If you are going to read the TPMCafe Book Club on heterodox economics, I highly recommend that you do so while listening to Die Walkure. It gives the whole thing exactly the right atmosphere.
Posted by Jane Galt at June 1, 2007 4:23 PM | TrackBack | Technorati inbound linksSort of like watching "The Wizard of Oz" while listening to "Dark Side of the Moon".
Actually, Wagner is overkill. There is already enough "sturm und drang" in the discussion.
The thread does bring out a flaw in a University of Chicago education. In reading many of the entries, your immediate thought is "What planet are these people from?" How do you even join a discussion full of moonbats?
But, but, they're better people!!! They aren't mean!!!! Reality must see that!!!!! You just hate poor people!!!!!!
The thread does bring out a flaw in a University of Chicago education. In reading many of the entries, your immediate thought is "What planet are these people from?" How do you even join a discussion full of moonbats?
You should have paid more attention in "Self, Culture and Society". For that matter, any upper level course on Nietszche would suffice. There's plenty of opportunity at Chicago to learn to affect conversations below you. Just because the professors treat you as equals doesn't mean you're expected to believe that everyone is.
Back when I was in the College, I took "Equality and Community in the Contemporary United States" for my common core soc. So I missed collective Durkheimian effervescence and some other neat stuff. But got a load of Tocqueville. I took the position that no one at UofC could actually be egalitarian - if so, why were they at UofC.
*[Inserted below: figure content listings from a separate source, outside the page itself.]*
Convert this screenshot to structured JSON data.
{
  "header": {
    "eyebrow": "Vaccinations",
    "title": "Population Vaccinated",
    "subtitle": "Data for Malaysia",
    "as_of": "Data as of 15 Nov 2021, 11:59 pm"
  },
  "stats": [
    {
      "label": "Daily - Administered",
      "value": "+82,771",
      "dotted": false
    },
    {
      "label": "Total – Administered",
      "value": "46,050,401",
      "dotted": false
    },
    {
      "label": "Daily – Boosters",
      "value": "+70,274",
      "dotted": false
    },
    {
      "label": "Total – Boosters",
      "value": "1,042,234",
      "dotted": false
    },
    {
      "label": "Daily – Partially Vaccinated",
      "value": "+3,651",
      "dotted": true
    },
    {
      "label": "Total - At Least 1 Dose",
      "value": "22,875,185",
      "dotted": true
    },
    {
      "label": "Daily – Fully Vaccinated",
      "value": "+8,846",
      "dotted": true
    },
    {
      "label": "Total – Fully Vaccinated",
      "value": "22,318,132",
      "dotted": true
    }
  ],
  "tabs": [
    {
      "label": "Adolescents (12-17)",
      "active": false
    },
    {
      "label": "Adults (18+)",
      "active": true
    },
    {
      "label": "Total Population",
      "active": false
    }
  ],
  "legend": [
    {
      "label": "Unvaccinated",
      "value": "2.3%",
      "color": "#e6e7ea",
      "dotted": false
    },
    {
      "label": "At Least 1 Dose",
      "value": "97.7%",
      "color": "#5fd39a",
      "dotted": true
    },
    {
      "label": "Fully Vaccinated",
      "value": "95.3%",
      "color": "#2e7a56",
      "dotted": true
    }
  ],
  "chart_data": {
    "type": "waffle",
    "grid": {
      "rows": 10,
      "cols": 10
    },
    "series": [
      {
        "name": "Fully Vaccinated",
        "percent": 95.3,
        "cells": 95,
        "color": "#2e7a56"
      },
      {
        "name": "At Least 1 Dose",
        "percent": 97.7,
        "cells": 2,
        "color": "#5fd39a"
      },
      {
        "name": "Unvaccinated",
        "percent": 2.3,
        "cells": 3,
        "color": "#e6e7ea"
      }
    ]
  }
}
Combine that, a math degree and an MBA from the GSB, it is real hard to listen to a load of crap.
Because TPM Cafe Book Club is better than it reads, just as Wagner is better than he sounds...
Isn't that the one that goes "Kill the wabbit"?
I recommend the right side of the blogosphere started referring to "global warming deniers" as "heterodox climatologists."
I tried with Argentine tango (Maestro Pugliese) -- and it works as well. At least if there is enough pain, suffering and corazon in it!
I'm looking at the contributors to the TPM Book Club, through page 3:
Thomas Palley, PhD Economics Yale
James Galbraith, PhD Economics Yale
Max Sawicky, PhD Economics Maryland
Diana Coyle, PhD Economics Harvard
Brad DeLong, PhD Economics Harvard
Julie Nelson, PhD Economics Wisconsin
David Ruccio, PhD Economics UMass-Amherst
Mark Thoma, PhD Economics Washington State
Paul Krugman, PhD Economics MIT
David Warsh is a well-known economics writer and Andrew Golis appears to be a mere writer with a Harvard degree.